Il suo era un popolo contadino, a nulla servivano i vestiti orientaleggianti che le nobili matrone compravano dai commercianti più raffinati, Roma sarebbe sempre rimasta Roma e i romani con essa. Mentre ripensava a questo si alzò dal letto per andare alla finestra.

Publio, il suo braccio destro, era in missione con la Quarta Legione in Spagna per placare dei rivoltosi, Ottaviano in Grecia a migliorare le sue doti oratorie, i vecchi amici morti o dimenticati.

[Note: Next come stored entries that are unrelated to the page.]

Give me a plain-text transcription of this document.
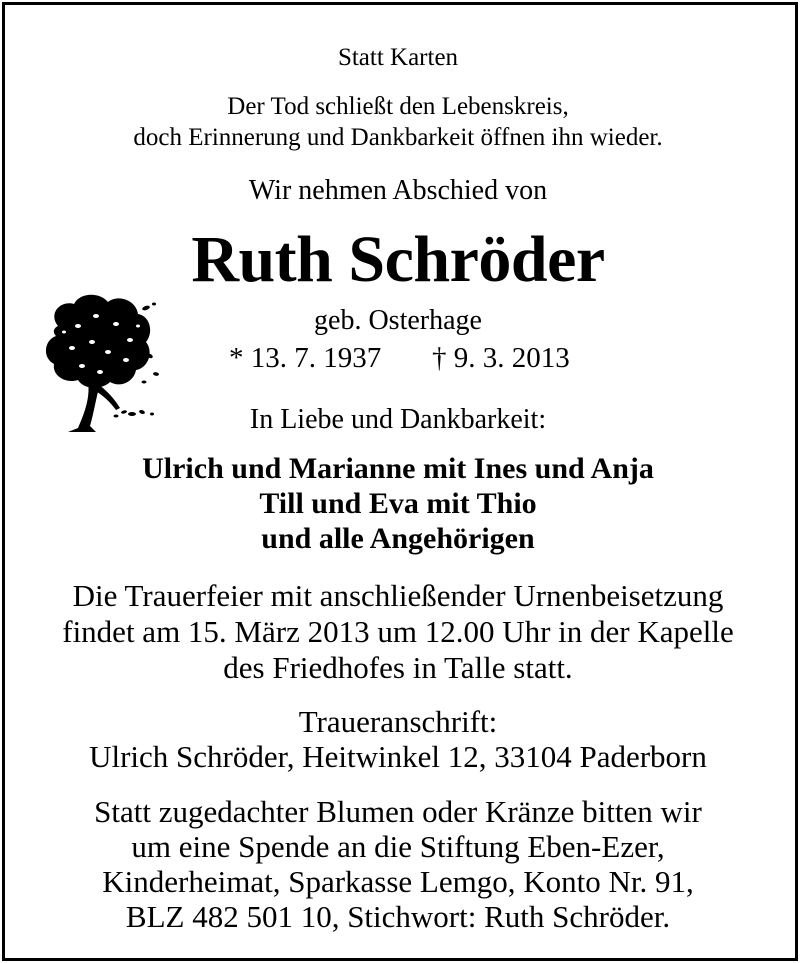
Statt Karten
Der Tod schließt den Lebenskreis,
doch Erinnerung und Dankbarkeit öffnen ihn wieder.
Wir nehmen Abschied von
Ruth Schröder
geb. Osterhage
* 13. 7. 1937 † 9. 3. 2013
In Liebe und Dankbarkeit:
Ulrich und Marianne mit Ines und Anja
Till und Eva mit Thio
und alle Angehörigen
Die Trauerfeier mit anschließender Urnenbeisetzung
findet am 15. März 2013 um 12.00 Uhr in der Kapelle
des Friedhofes in Talle statt.
Traueranschrift:
Ulrich Schröder, Heitwinkel 12, 33104 Paderborn
Statt zugedachter Blumen oder Kränze bitten wir
um eine Spende an die Stiftung Eben-Ezer,
Kinderheimat, Sparkasse Lemgo, Konto Nr. 91,
BLZ 482 501 10, Stichwort: Ruth Schröder.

C’era ancora Antonio ma come poteva fidarsi di lui dopo che aveva cercato di incoronarlo per ben tre volte sotto lo sguardo della folla sgomenta. Fortuna che quel briciolo di furbizia, improvvisazione e fortuna non gli era andata via con l’età, per calmare la folla e far smettere quella pagliacciata si era alzato in piedi e aveva tuonato “Non può esistere un altro Re per i romani se non Giove, re degli dei e degli uomini”.

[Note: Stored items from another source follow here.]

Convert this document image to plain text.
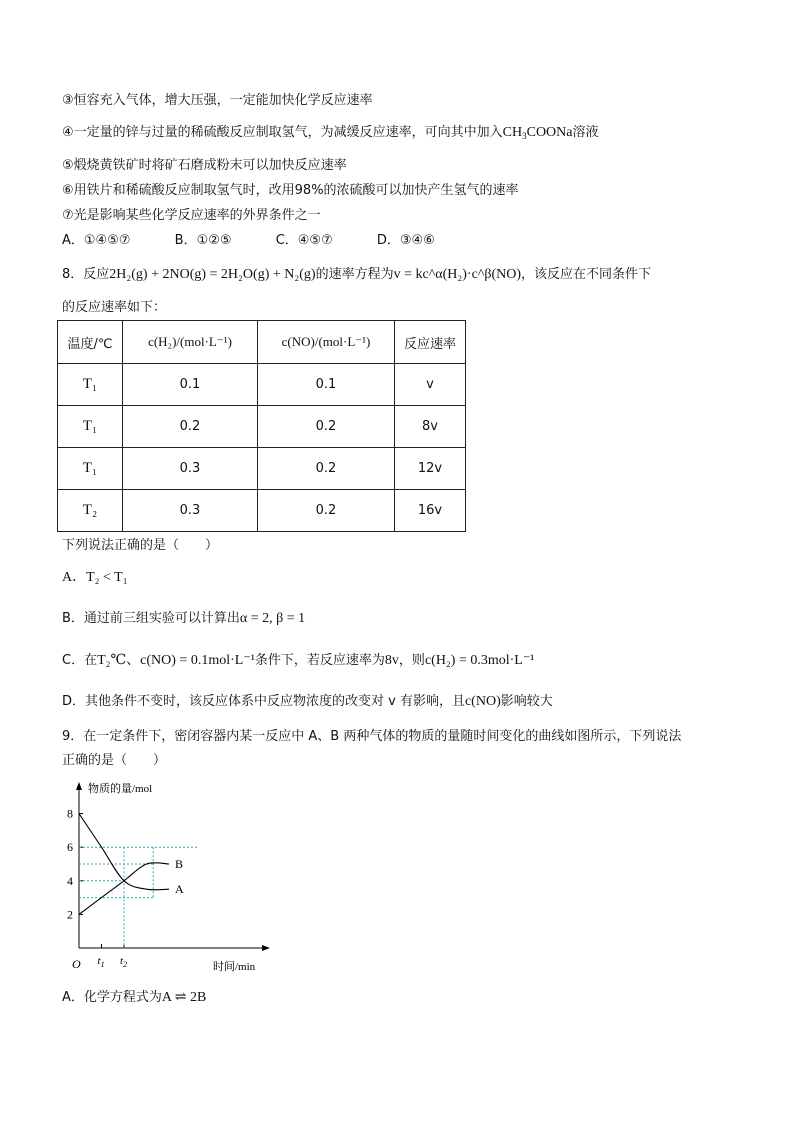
③恒容充入气体，增大压强，一定能加快化学反应速率
④一定量的锌与过量的稀硫酸反应制取氢气，为减缓反应速率，可向其中加入$CH_3COONa$溶液
⑤煅烧黄铁矿时将矿石磨成粉末可以加快反应速率
⑥用铁片和稀硫酸反应制取氢气时，改用98%的浓硫酸可以加快产生氢气的速率
⑦光是影响某些化学反应速率的外界条件之一
A．①④⑤⑦	B．①②⑤	C．④⑤⑦	D．③④⑥
8．反应2H₂(g) + 2NO(g) = 2H₂O(g) + N₂(g)的速率方程为v = kc^α(H₂)·c^β(NO)，该反应在不同条件下
的反应速率如下：
温度/℃	c(H₂)/(mol·L⁻¹)	c(NO)/(mol·L⁻¹)	反应速率
T₁	0.1	0.1	v
T₁	0.2	0.2	8v
T₁	0.3	0.2	12v
T₂	0.3	0.2	16v
下列说法正确的是（　　）
A．T₂ < T₁
B．通过前三组实验可以计算出α = 2, β = 1
C．在T₂℃、c(NO) = 0.1mol·L⁻¹条件下，若反应速率为8v，则c(H₂) = 0.3mol·L⁻¹
D．其他条件不变时，该反应体系中反应物浓度的改变对 v 有影响，且c(NO)影响较大
9．在一定条件下，密闭容器内某一反应中 A、B 两种气体的物质的量随时间变化的曲线如图所示，下列说法
正确的是（　　）
物质的量/mol
时间/min
O
2
4
6
8
$t_1$ $t_2$
A
B
A．化学方程式为A ⇌ 2B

Mentre guardava il sole sorgere ripensava a suo nipote Ottaviano, Cleopatra lo odiava poiché prima della nascita di Tolomeo Cesarione era l’unico erede di Cesare, ma ora non capiva il perchè Cesare si ostinasse tanto a voler far comandare Roma a un romano e non ad un “mezzo romano” come definiva suo figlio, in fondo Roma era una città e le città erano comandate da persone, non in base al luogo di nascita ma in base alla forza, alla potenza e, nel caso dell’Egitto, in base alla discendenza divina. Lei aveva già visto l’impero sotto il potere del figlio, le due potenze, Roma ed Alessandria, unite sotto un unico trono. Ma Roma non l’avrebbe accettato, piuttosto si sarebbe privata di una provincia ma la sua libertà era irrevocabile, secondo lei Roma doveva essere assoggettata e per di più da uno straniero! No.. Tolomeo non sarebbe sopravvissuto un giorno, meglio che Roma rimanesse a Ottaviano e l’Egitto alla sua bella regina.

Ormai si era vestito e mancava poco all’inizio della riunione in Senato, scese al piano di sotto e sorrise alla persona che lo aspettava davanti alla porta, tesa ed in silenzio. In fondo non era del tutto solo, gli rimaneva ancora un amico, una persona che lo capiva e del quale poteva fidarsi.

-Cesare, sembra che il maltempo non ci lasci nemmeno durante le Idi di Marzo-

-Già, sembra proprio così Bruto- disse Cesare guardando il cielo scuro e gonfio di pioggia.